Search code examples
pysparkazure-sql-databasepyodbcazure-databricks

Using PYODBC to execute query on Azure SQL in Databricks


I'm trying to run some insert query in a Azure SQL server in a Databricks script using pyspark. I know there is the spark native connector, but ,for my understanding, the option given are just to append or overwrite the table. I need to update the table and not every row of it are affected by the update.

I tried using the python pyodbc library but when making the connection with

cnx = pyodbc.connect('DRIVER={};SERVER={};DATABASE={};Trusted_Connection=yes;user={},password={} '.format(driver,jdbcHostname_dev,jdbcDatabase_dev,sql_user,sql_password))

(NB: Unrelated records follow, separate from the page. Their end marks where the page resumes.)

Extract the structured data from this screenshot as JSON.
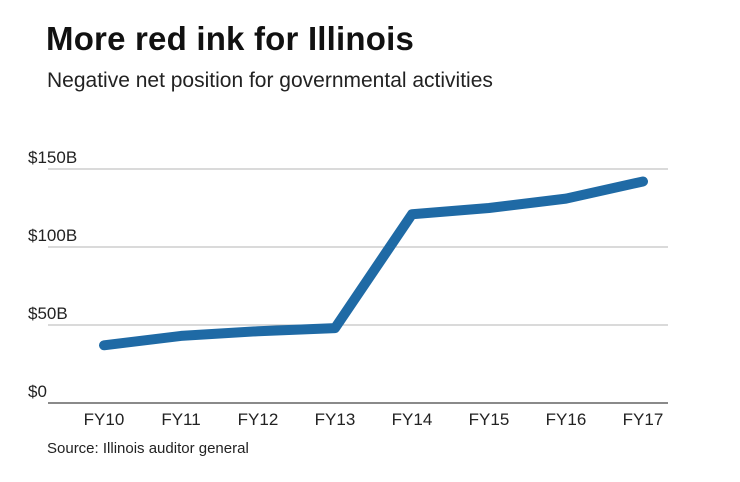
{
  "chart_data": {
    "type": "line",
    "title": "More red ink for Illinois",
    "subtitle": "Negative net position for governmental activities",
    "source": "Source: Illinois auditor general",
    "categories": [
      "FY10",
      "FY11",
      "FY12",
      "FY13",
      "FY14",
      "FY15",
      "FY16",
      "FY17"
    ],
    "series": [
      {
        "values": [
          37,
          43,
          46,
          48,
          121,
          125,
          131,
          142
        ]
      }
    ],
    "ylim": [
      0,
      150
    ],
    "yticks": [
      0,
      50,
      100,
      150
    ],
    "ytick_labels": [
      "$0",
      "$50B",
      "$100B",
      "$150B"
    ],
    "xlabel": "",
    "ylabel": "",
    "grid": true,
    "legend": "none",
    "colors": {
      "line": "#1f6aa5",
      "grid": "#b5b5b5",
      "baseline": "#444444"
    }
  }
}
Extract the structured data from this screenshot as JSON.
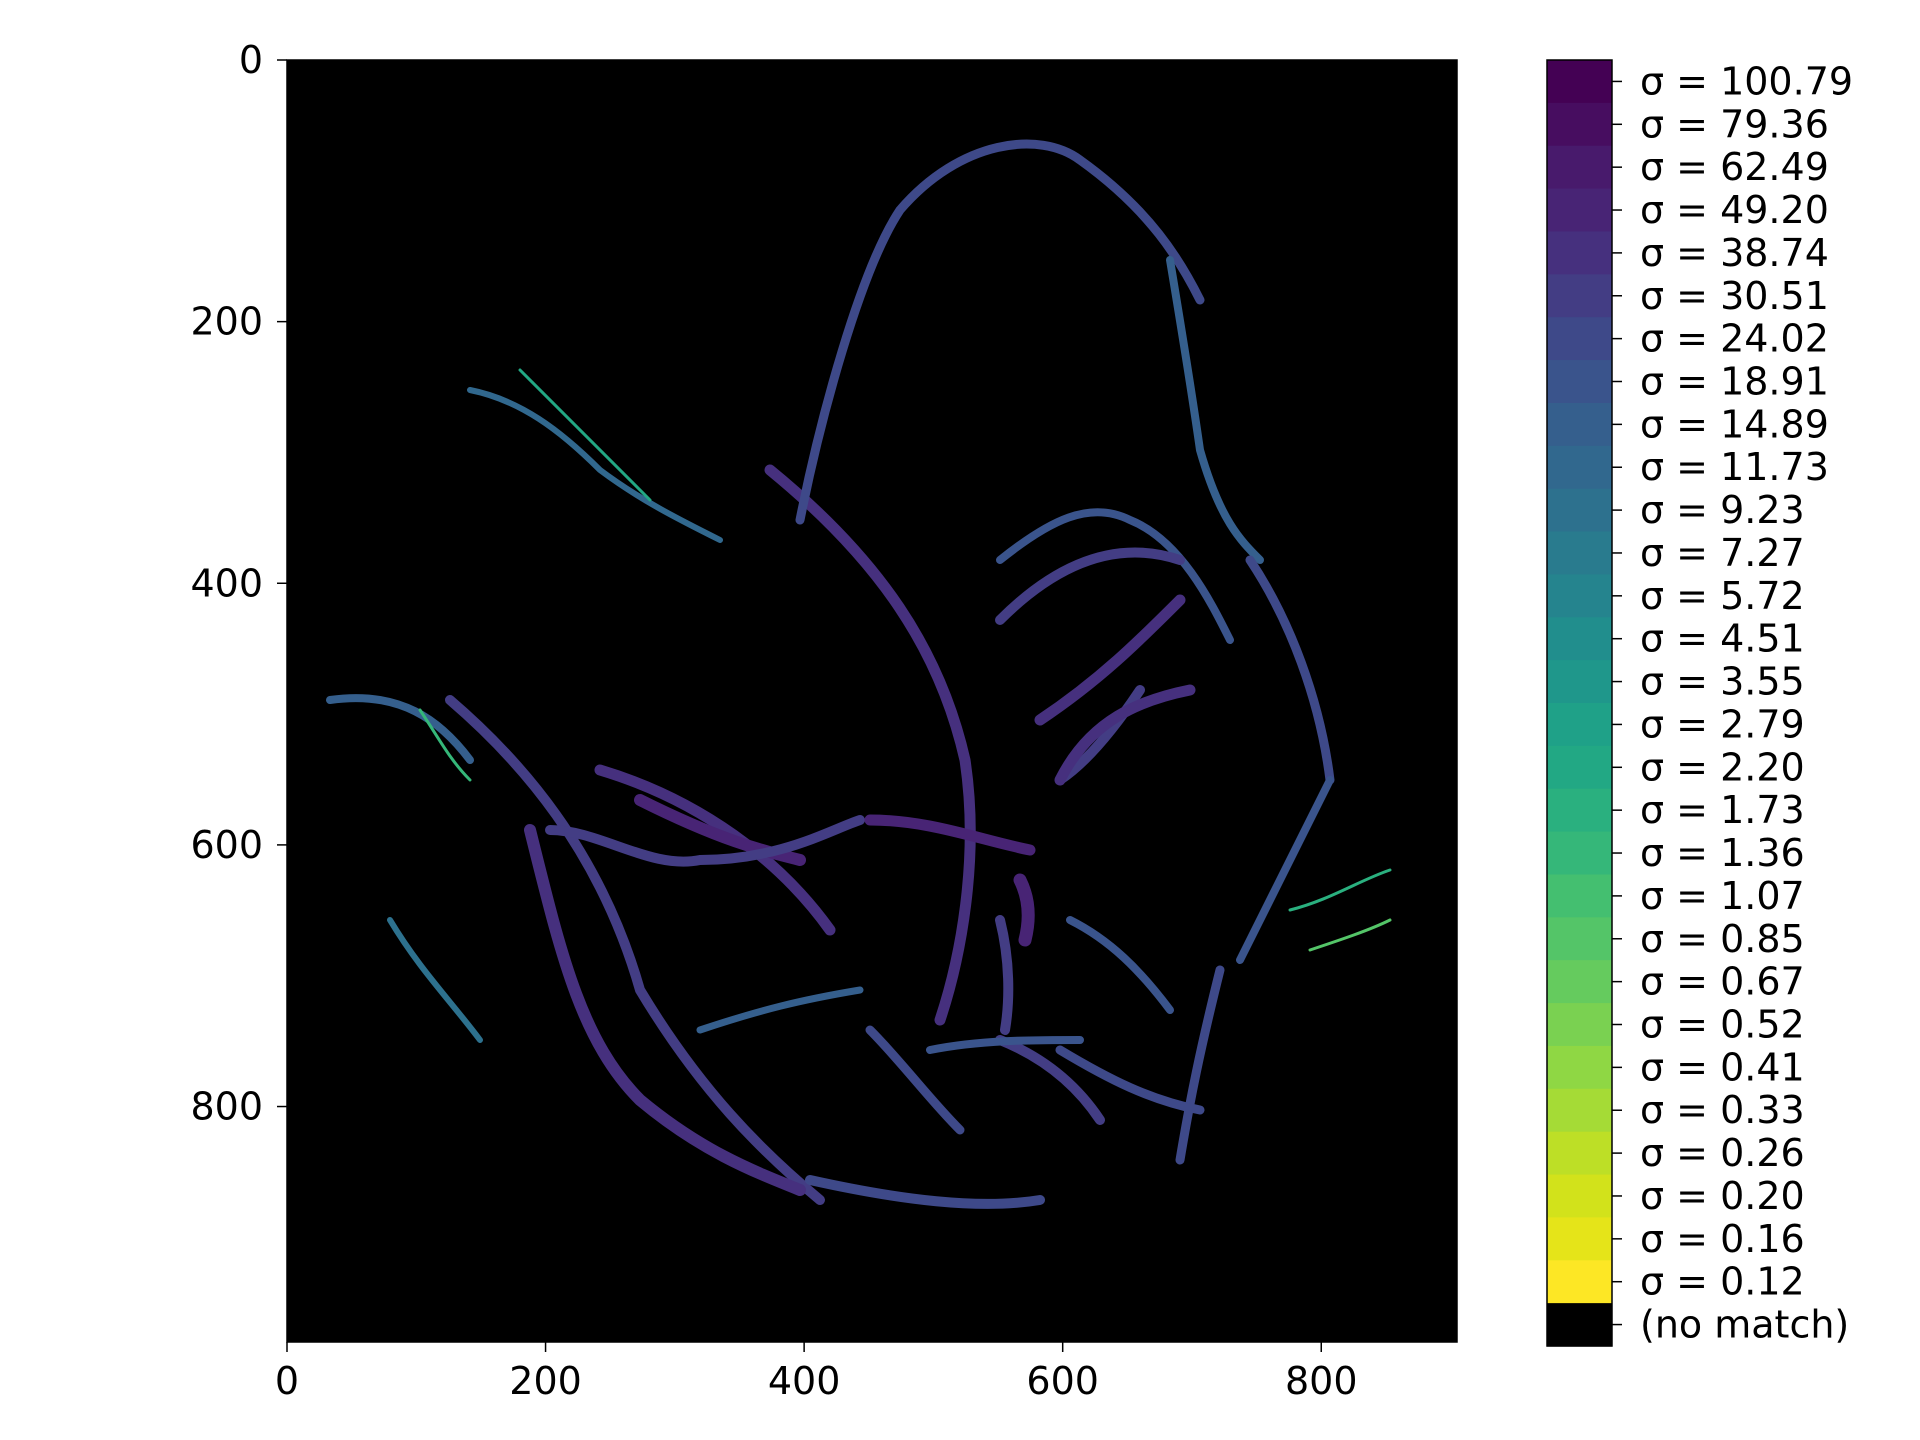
{
  "chart_data": {
    "type": "heatmap",
    "title": "",
    "xlabel": "",
    "ylabel": "",
    "xlim": [
      0,
      905
    ],
    "ylim": [
      980,
      0
    ],
    "x_ticks": [
      "0",
      "200",
      "400",
      "600",
      "800"
    ],
    "y_ticks": [
      "0",
      "200",
      "400",
      "600",
      "800"
    ],
    "background": "#000000",
    "description_colormap": "viridis_r",
    "colorbar": {
      "position": "right",
      "categories": [
        {
          "label": "σ = 100.79",
          "color": "#440154"
        },
        {
          "label": "σ = 79.36",
          "color": "#470d60"
        },
        {
          "label": "σ = 62.49",
          "color": "#481a6c"
        },
        {
          "label": "σ = 49.20",
          "color": "#482475"
        },
        {
          "label": "σ = 38.74",
          "color": "#46307e"
        },
        {
          "label": "σ = 30.51",
          "color": "#433d84"
        },
        {
          "label": "σ = 24.02",
          "color": "#3e4989"
        },
        {
          "label": "σ = 18.91",
          "color": "#3a548c"
        },
        {
          "label": "σ = 14.89",
          "color": "#355f8d"
        },
        {
          "label": "σ = 11.73",
          "color": "#31688e"
        },
        {
          "label": "σ = 9.23",
          "color": "#2d718e"
        },
        {
          "label": "σ = 7.27",
          "color": "#297b8e"
        },
        {
          "label": "σ = 5.72",
          "color": "#25848e"
        },
        {
          "label": "σ = 4.51",
          "color": "#218e8d"
        },
        {
          "label": "σ = 3.55",
          "color": "#1f978b"
        },
        {
          "label": "σ = 2.79",
          "color": "#1fa188"
        },
        {
          "label": "σ = 2.20",
          "color": "#22a884"
        },
        {
          "label": "σ = 1.73",
          "color": "#2ab07f"
        },
        {
          "label": "σ = 1.36",
          "color": "#35b779"
        },
        {
          "label": "σ = 1.07",
          "color": "#44bf70"
        },
        {
          "label": "σ = 0.85",
          "color": "#54c568"
        },
        {
          "label": "σ = 0.67",
          "color": "#65cb5e"
        },
        {
          "label": "σ = 0.52",
          "color": "#7ad151"
        },
        {
          "label": "σ = 0.41",
          "color": "#8fd744"
        },
        {
          "label": "σ = 0.33",
          "color": "#a5db36"
        },
        {
          "label": "σ = 0.26",
          "color": "#bddf26"
        },
        {
          "label": "σ = 0.20",
          "color": "#d2e21b"
        },
        {
          "label": "σ = 0.16",
          "color": "#e5e419"
        },
        {
          "label": "σ = 0.12",
          "color": "#fde725"
        },
        {
          "label": "(no match)",
          "color": "#000000"
        }
      ]
    }
  }
}
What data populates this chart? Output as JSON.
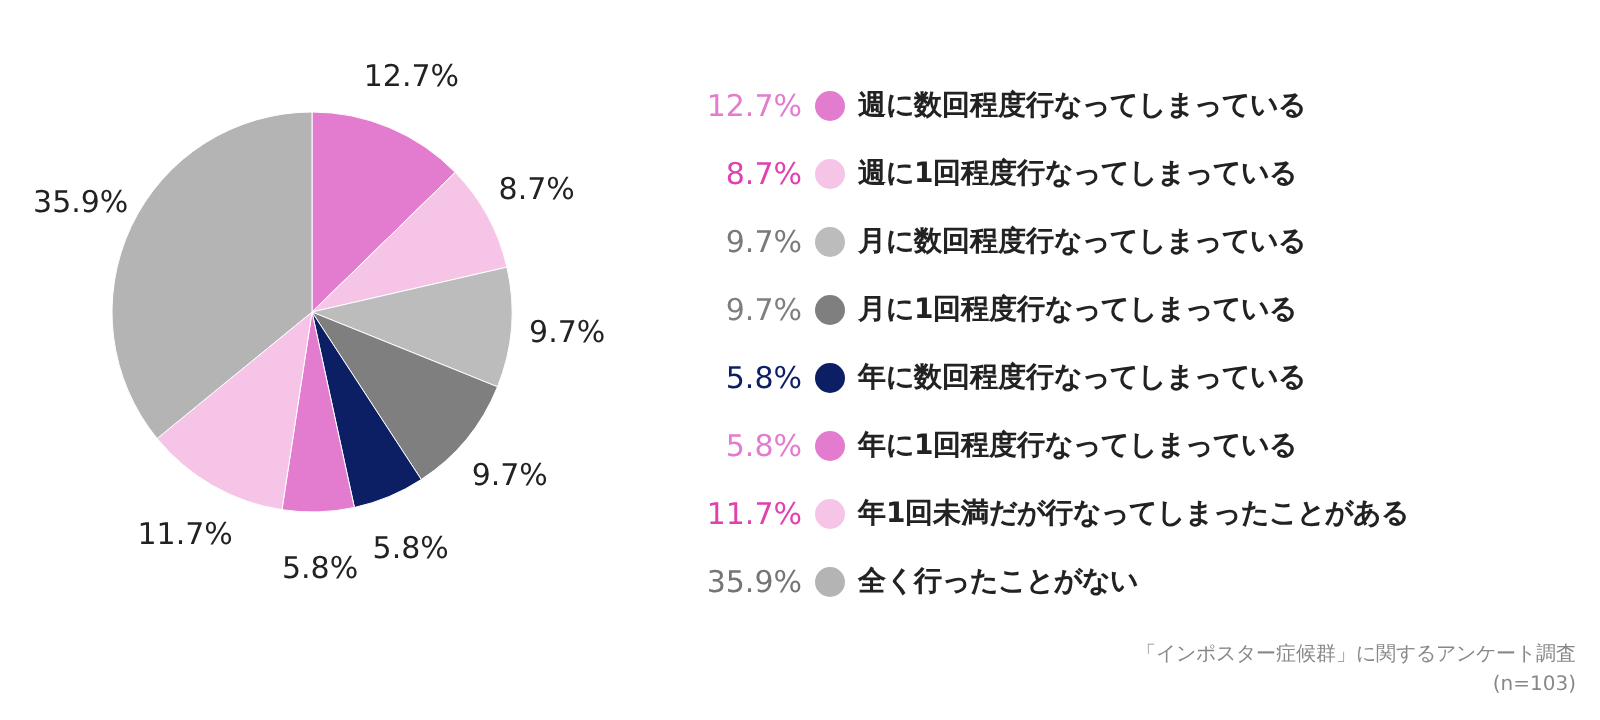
{
  "chart_data": {
    "type": "pie",
    "categories": [
      "週に数回程度行なってしまっている",
      "週に1回程度行なってしまっている",
      "月に数回程度行なってしまっている",
      "月に1回程度行なってしまっている",
      "年に数回程度行なってしまっている",
      "年に1回程度行なってしまっている",
      "年1回未満だが行なってしまったことがある",
      "全く行ったことがない"
    ],
    "values": [
      12.7,
      8.7,
      9.7,
      9.7,
      5.8,
      5.8,
      11.7,
      35.9
    ],
    "value_labels": [
      "12.7%",
      "8.7%",
      "9.7%",
      "9.7%",
      "5.8%",
      "5.8%",
      "11.7%",
      "35.9%"
    ],
    "colors": [
      "#e37ccf",
      "#f5c4e6",
      "#bcbcbd",
      "#7f7f80",
      "#0d1f64",
      "#e37ccf",
      "#f5c4e6",
      "#b4b4b5"
    ],
    "legend": "right",
    "annotations": [
      "「インポスター症候群」に関するアンケート調査",
      "(n=103)"
    ]
  }
}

i receive the following error

('01000', "[01000] [unixODBC][Driver Manager]Can't open lib 'SQL Server' : file not found (0) (SQLDriverConnect)")

I tried the answer marked as solution from using pyodbc in azure databrick for connecting with SQL server, but this not resolve the problem for me.

How can I use pyodbc in databricks?


Solution

  • ('01000', "[01000] [unixODBC][Driver Manager]Can't open lib 'SQL Server' : file not found (0) (SQLDriverConnect)")

    The above error mainly happens because drivers are not properly installed.

    I tried to reproduce the same in my environment and got the below results:

    enter image description here

    To resolve the above error. Please follow this approach:

    Run the following command to install ODBC drivers on the Azure Databricks cluster.

    %sh
    curl https://packages.microsoft.com/keys/microsoft.asc | apt-key add -
    curl https://packages.microsoft.com/config/ubuntu/16.04/prod.list > /etc/apt/sources.list.d/mssql-release.list
    sudo apt-get update
    sudo ACCEPT_EULA=Y apt-get -q -y install msodbcsql17
    

    enter image description here

    Now, you can check Azure Databricks connected to SQL server.

    Code:

    import pyodbc
    server = '<Your_server_name>'
    database = '<database_name>'
    username = '<username>'
    password = '<password>'
        
    conn = pyodbc.connect('DRIVER={ODBC Driver 17 for SQL Server};SERVER=' + server + ';DATABASE='+ database +';UID=' + username + ';PWD='+ password)
    

    enter image description here